Quello rappresentato, lungi dall’essere un mondo partiticamente inteso nel senso più tradizionale del termine, è in realtà una grossa miscela di piccoli movimentini che condividono la comune visione della supremazia bianca. Ne è testimone la vicinanza di molti dei suoi membri al Ku Klux Klan. E, fra questi, Art Jones non può mancare. Lo si trova agli incontri in difesa della bandiera confederata, ospite di incontri del KKK o a tenere discorsi alla Nazione Ariana (Aryan Nations), un’organizzazione neonazista che la FBI ritiene di matrice terroristica. E non fa nulla per nascondere la sua partecipazione a questi eventi. Anzi, le immagini di questi incontri sono presentate nel proprio sito per la campagna elettorale: Art Jones è lì, con la sua divisa d’ordinanza, a orientare orde di sostenitori dell’estrema destra americana, a esprimere il proprio sostegno per il famoso muro voluto da Trump e a strappare la bandiera d’Israele.

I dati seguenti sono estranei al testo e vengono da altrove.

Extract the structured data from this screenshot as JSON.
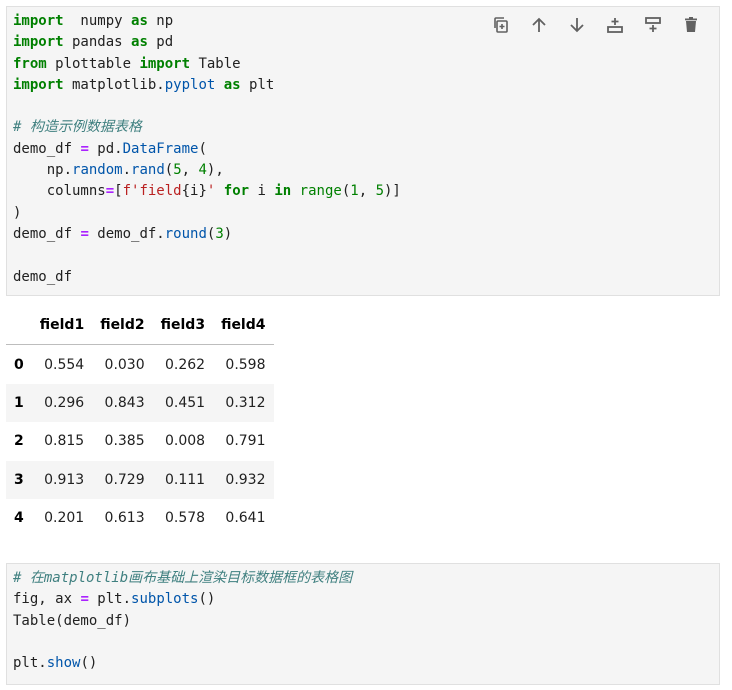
{
  "toolbar": {
    "icons": [
      "duplicate-icon",
      "move-up-icon",
      "move-down-icon",
      "insert-above-icon",
      "insert-below-icon",
      "delete-icon"
    ]
  },
  "cell1": {
    "lines": [
      [
        [
          "kw",
          "import"
        ],
        [
          "",
          "  numpy "
        ],
        [
          "kw",
          "as"
        ],
        [
          "",
          " np"
        ]
      ],
      [
        [
          "kw",
          "import"
        ],
        [
          "",
          ""
        ],
        [
          "",
          " pandas "
        ],
        [
          "kw",
          "as"
        ],
        [
          "",
          " pd"
        ]
      ],
      [
        [
          "kw",
          "from"
        ],
        [
          "",
          " plottable "
        ],
        [
          "kw",
          "import"
        ],
        [
          "",
          " Table"
        ]
      ],
      [
        [
          "kw",
          "import"
        ],
        [
          "",
          " matplotlib."
        ],
        [
          "fn",
          "pyplot"
        ],
        [
          "",
          " "
        ],
        [
          "kw",
          "as"
        ],
        [
          "",
          " plt"
        ]
      ],
      [],
      [
        [
          "cm",
          "# 构造示例数据表格"
        ]
      ],
      [
        [
          "",
          "demo_df "
        ],
        [
          "op",
          "="
        ],
        [
          "",
          " pd."
        ],
        [
          "fn",
          "DataFrame"
        ],
        [
          "",
          "("
        ]
      ],
      [
        [
          "",
          "    np."
        ],
        [
          "fn",
          "random"
        ],
        [
          "",
          "."
        ],
        [
          "fn",
          "rand"
        ],
        [
          "",
          "("
        ],
        [
          "num",
          "5"
        ],
        [
          "",
          ", "
        ],
        [
          "num",
          "4"
        ],
        [
          "",
          "),"
        ]
      ],
      [
        [
          "",
          "    columns"
        ],
        [
          "op",
          "="
        ],
        [
          "",
          "["
        ],
        [
          "str",
          "f'field"
        ],
        [
          "",
          "{i}"
        ],
        [
          "str",
          "'"
        ],
        [
          "",
          " "
        ],
        [
          "kw",
          "for"
        ],
        [
          "",
          " i "
        ],
        [
          "kw",
          "in"
        ],
        [
          "",
          " "
        ],
        [
          "num",
          "range"
        ],
        [
          "",
          "("
        ],
        [
          "num",
          "1"
        ],
        [
          "",
          ", "
        ],
        [
          "num",
          "5"
        ],
        [
          "",
          ")]"
        ]
      ],
      [
        [
          "",
          ")"
        ]
      ],
      [
        [
          "",
          "demo_df "
        ],
        [
          "op",
          "="
        ],
        [
          "",
          " demo_df."
        ],
        [
          "fn",
          "round"
        ],
        [
          "",
          "("
        ],
        [
          "num",
          "3"
        ],
        [
          "",
          ")"
        ]
      ],
      [],
      [
        [
          "",
          "demo_df"
        ]
      ]
    ]
  },
  "table": {
    "columns": [
      "field1",
      "field2",
      "field3",
      "field4"
    ],
    "rows": [
      {
        "index": "0",
        "values": [
          "0.554",
          "0.030",
          "0.262",
          "0.598"
        ]
      },
      {
        "index": "1",
        "values": [
          "0.296",
          "0.843",
          "0.451",
          "0.312"
        ]
      },
      {
        "index": "2",
        "values": [
          "0.815",
          "0.385",
          "0.008",
          "0.791"
        ]
      },
      {
        "index": "3",
        "values": [
          "0.913",
          "0.729",
          "0.111",
          "0.932"
        ]
      },
      {
        "index": "4",
        "values": [
          "0.201",
          "0.613",
          "0.578",
          "0.641"
        ]
      }
    ]
  },
  "cell2": {
    "lines": [
      [
        [
          "cm",
          "# 在matplotlib画布基础上渲染目标数据框的表格图"
        ]
      ],
      [
        [
          "",
          "fig, ax "
        ],
        [
          "op",
          "="
        ],
        [
          "",
          " plt."
        ],
        [
          "fn",
          "subplots"
        ],
        [
          "",
          "()"
        ]
      ],
      [
        [
          "",
          "Table(demo_df)"
        ]
      ],
      [],
      [
        [
          "",
          "plt."
        ],
        [
          "fn",
          "show"
        ],
        [
          "",
          "()"
        ]
      ]
    ]
  }
}
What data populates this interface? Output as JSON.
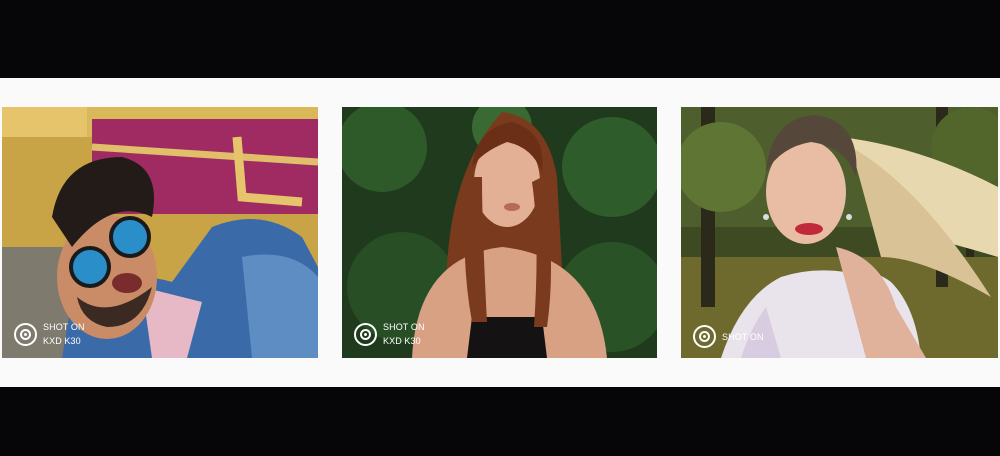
{
  "gallery": {
    "photos": [
      {
        "subject": "man in blue mirrored round sunglasses and denim jacket against graffiti wall",
        "watermark": {
          "line1": "SHOT ON",
          "line2": "KXD K30",
          "logo_icon": "camera-lens-icon"
        }
      },
      {
        "subject": "woman with long auburn hair in front of green foliage",
        "watermark": {
          "line1": "SHOT ON",
          "line2": "KXD K30",
          "logo_icon": "camera-lens-icon"
        }
      },
      {
        "subject": "blonde woman with flying ponytail in forest",
        "watermark": {
          "line1": "SHOT ON",
          "line2": "",
          "logo_icon": "camera-lens-icon"
        }
      }
    ]
  },
  "colors": {
    "letterbox": "#060608",
    "band": "#fafafa",
    "watermark_text": "#ffffff"
  }
}
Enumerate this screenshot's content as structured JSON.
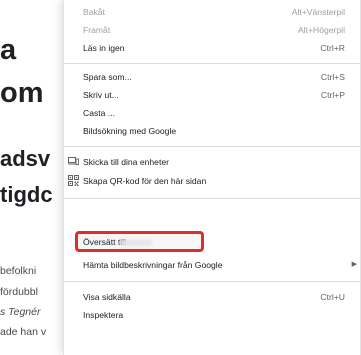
{
  "page": {
    "heading_line1": "a",
    "heading_line2": "om",
    "subheading_line1": "adsv",
    "subheading_line2": "tigdc",
    "body_lines": [
      "befolkni",
      "fördubbl",
      "s Tegnér",
      "ade han v"
    ]
  },
  "context_menu": {
    "items": [
      {
        "label": "Bakåt",
        "shortcut": "Alt+Vänsterpil"
      },
      {
        "label": "Framåt",
        "shortcut": "Alt+Högerpil"
      },
      {
        "label": "Läs in igen",
        "shortcut": "Ctrl+R"
      },
      {
        "label": "Spara som...",
        "shortcut": "Ctrl+S"
      },
      {
        "label": "Skriv ut...",
        "shortcut": "Ctrl+P"
      },
      {
        "label": "Casta ..."
      },
      {
        "label": "Bildsökning med Google"
      },
      {
        "label": "Skicka till dina enheter",
        "icon": "devices-icon"
      },
      {
        "label": "Skapa QR-kod för den här sidan",
        "icon": "qr-code-icon"
      },
      {
        "label": "Översätt till"
      },
      {
        "label": "Hämta bildbeskrivningar från Google"
      },
      {
        "label": "Visa sidkälla",
        "shortcut": "Ctrl+U"
      },
      {
        "label": "Inspektera"
      }
    ]
  },
  "colors": {
    "highlight_border": "#d9302a",
    "separator": "#dadce0",
    "disabled_text": "#9aa0a6"
  }
}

L’antisemitismo di Art Jones è parte sostanziale della sua visione politica. Sempre sul proprio sito, è possibile trovare una sezione intera dedicata a smontare quella che egli definisce la più oscura e grande bugia mai raccontata: l’Olocausto. Chiamato a rispondere delle proprie affermazioni in diretta TV sulla CNN, Art Jones ha rilanciato, definendo la Shoah come un racket, una grande estorsione perpetrata dagli ebrei e sostenuta dai servizi di informazione, dai media, anch’essi in mano agli ebrei.
Anche se il più appariscente, Jones non è stato l’unico estremista a essere finito sotto la lente d’ingrandimento. Fra gli altri, c’è Paul Nehlen, suprematista bianco, oppositore di Trump perché, a suo dire, troppo morbido, noto per i suoi tweet razzisti e le sue posizioni controverse, si era presentato alle elezioni fra i repubblicani nel 1° distretto congressuale del Wisconsin (classificandosi terzo e non potendo accedere al voto delle Midterm) e Joe Arpaio, autodefinitosi ‘il più duro sceriffo d’America’, noto per le sue posizioni dure contro l’immigrazione e per aver ricevuto il perdono dal Presidente Trump, che lo ha salvato dalle pesanti accuse di abuso di potere che lo coinvolgevano. Arpaio si era candidato alle Primarie per il Senato per l’Arizona, vincendo solamente nella città di Yuma.
Solo Jones è riuscito a presentarsi al Midterm. I nazisti dell’Illinois, questa volta,fanno un po’ più paura.